Me, Aki, Hannah, Baptiste, Jessica, Jeshua, and Haruna

     Finally, we went to Nagoya castle. A highly photogenic place with beautiful trees and bushes. I took many pictures and could not resist the souvenir shops. I even caved for this green tea flavored soft serve ice cream. By the end of the trip, my legs were killing me! I had done so much walking that day and the days before it that moving was becoming difficult. To end the night, some of us detoured to Hamazushi before going back to the dorms. I finally tried the salmon that Rebecca raves about, but naturally couldn't resist the ebiten I'm in love with. 
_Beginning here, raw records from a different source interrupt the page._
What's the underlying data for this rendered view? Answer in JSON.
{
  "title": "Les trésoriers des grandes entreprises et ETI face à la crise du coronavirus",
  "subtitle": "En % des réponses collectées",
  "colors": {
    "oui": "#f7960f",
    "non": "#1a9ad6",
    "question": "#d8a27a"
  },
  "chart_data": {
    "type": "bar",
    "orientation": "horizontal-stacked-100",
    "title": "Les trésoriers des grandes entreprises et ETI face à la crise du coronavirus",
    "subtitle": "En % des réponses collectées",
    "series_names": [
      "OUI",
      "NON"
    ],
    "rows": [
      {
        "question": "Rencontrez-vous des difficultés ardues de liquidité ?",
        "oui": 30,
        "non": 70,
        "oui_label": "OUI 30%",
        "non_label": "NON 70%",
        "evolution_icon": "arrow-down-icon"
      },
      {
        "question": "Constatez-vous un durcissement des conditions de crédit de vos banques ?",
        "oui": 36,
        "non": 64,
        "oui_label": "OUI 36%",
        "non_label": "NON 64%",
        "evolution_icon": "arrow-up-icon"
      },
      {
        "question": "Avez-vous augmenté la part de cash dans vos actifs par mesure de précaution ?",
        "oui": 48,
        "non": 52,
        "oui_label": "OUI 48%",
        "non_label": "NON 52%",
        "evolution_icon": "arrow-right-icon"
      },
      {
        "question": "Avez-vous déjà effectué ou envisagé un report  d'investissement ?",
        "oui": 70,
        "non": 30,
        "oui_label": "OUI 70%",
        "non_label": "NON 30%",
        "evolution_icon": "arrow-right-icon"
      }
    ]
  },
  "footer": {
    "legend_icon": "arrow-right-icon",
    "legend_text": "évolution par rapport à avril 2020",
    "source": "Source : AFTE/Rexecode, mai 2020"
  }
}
3/18 For the third time, I went to the hyaku en with friends to get the things that we had forgotten before. Afterwards, we went to try out the McDonalds that was right across the street. We tried the 'Beverly Hills Burger', also called a 'Big American Burger'. It was interesting, to say the least. The first half was delicious, but then half way through it began to taste disgusting. It was one of those 'good in small portions' types of foods. Really small portions. After getting back to the dorms and hanging out for a while, we made plans to go out on a mission to get cell phones, not realizing at the time we still needed a major document that we did not have. Alas, the trip was not to be wasted. We all went to the famed Book Off, where I could not resist buying six manga and a couple of clothes (yes, they have clothes). Afterwards, we headed out in search of the Pokemon center. Before getting there, in fact we had only gotten a block away, we realized we were missing someone out of our party. Our group split in two, one staying behind while the other went and frantically looked for our missing group-mate. We searched in vain. He was gone! After a while, there really wasn't anything more we could do beside hope he found his way home without snags on his own. Much to our relief, when we got to the bus station there was that memorable blue jacket. Stephan (the M.I.A.) had found his way to the bus stop before we did. After all this excitement, most of that same group sat in the kitchen and watched silly videos on youtube. It was a blasty blast.